Disability inclusion requires flexibility right through the value chain – but the reward for making these adjustments typically exceeds the initial the investment.

Lesson #3 Walking the Talk – Hiring at Harambee

Finally, we know that to properly support employers in their disability integration journey, we need to make that journey ourselves. Harambee is advised by disability integration experts who help ensure our screening, training and placement processes are sensitive to the full spectrum of needs our candidates and employer partners may have.
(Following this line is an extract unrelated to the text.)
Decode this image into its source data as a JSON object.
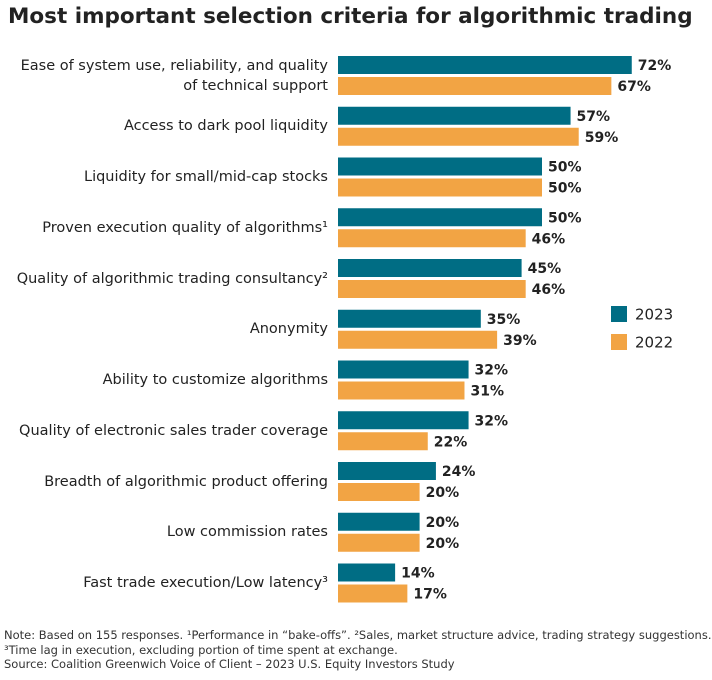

They also offer support in preparing employers’ HR processes and staff readiness for PwD inclusion.

We continue to adapt Harambee’s sourcing processes to accommodate the full range of candidates; we have broadened the education and age criteria used in selection to increase our pool of disabled candidates; and we have developed a customized intake process with psychologists trained to administer it. 

This has led to successfully including PwDs on bridges in Johannesburg, Cape Town, Port Elizabeth and East London and facilitating their placement with employers.

A further step is Harambee’s commitment to recruiting disabled staff into our team. We have exceeded the 2.5% employment equity target and intend to keep growing. A key investment was disability integration training and sensitization across all of our teams across the country with specialized training for our core team dealing with PwDs.

And we have learned what many in this field already know: that ensuring that disabled people are part of our teams and bridges is a great way to teach us all about diversity.

That makes our staff and candidates better able to relate to people different from themselves in the workplace. 

“Employers have recognized for some time that it's smart business to have a diverse workforce - one in which many views are represented and everyone's talents are valued. Well, disability is a part of diversity.” - Thomas Perez.